Bees are adapted for feeding on nectar and pollen, the former primarily as an energy source, and the latter primarily for protein and other nutrients. Most pollen is used as food for larvae. Bees play an important role in pollinating flowering plants, and are the major type of pollinator in ecosystems that contain flowering plants.

In early 2007, abnormally high die-offs (30-70% of hives) of European honey bee colonies occurred in the US and possibly Québec; such a decline seems unprecedented in recent history. This has been dubbed "Colony Collapse Disorder" (CCD).

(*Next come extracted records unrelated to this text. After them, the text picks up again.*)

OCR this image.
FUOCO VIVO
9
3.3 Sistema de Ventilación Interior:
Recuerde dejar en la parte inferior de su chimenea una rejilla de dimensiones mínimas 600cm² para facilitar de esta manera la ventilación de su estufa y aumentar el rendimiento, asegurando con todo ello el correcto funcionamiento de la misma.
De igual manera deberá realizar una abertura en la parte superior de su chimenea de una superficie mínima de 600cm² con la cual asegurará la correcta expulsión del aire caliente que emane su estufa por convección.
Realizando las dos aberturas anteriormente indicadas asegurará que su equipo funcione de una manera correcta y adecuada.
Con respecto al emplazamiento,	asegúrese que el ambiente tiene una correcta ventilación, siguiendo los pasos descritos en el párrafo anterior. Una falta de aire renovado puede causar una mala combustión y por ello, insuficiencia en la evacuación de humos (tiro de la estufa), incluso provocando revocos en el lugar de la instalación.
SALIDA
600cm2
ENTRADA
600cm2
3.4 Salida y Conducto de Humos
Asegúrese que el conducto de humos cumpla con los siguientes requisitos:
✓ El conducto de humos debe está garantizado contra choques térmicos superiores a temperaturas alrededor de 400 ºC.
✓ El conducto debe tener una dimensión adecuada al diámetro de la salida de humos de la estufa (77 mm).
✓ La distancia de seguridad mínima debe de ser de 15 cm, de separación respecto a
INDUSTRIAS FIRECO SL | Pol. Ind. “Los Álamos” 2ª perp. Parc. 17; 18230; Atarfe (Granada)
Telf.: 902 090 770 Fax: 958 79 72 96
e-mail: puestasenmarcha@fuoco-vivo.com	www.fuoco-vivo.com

This week, we look at research from UC Davis (go Aggies!) on building a better bee that may be resistant to CCD.


TTFN, Fred.

Quote of the week: "When a train goes through a tunnel and it gets dark, you don't throw away the ticket and jump off. You sit still and trust the engineer." - Corrie Ten Boom (a Dutch, Christian Holocaust survivor who helped many Jews escape the Nazis during World War II, 1892 - 1983)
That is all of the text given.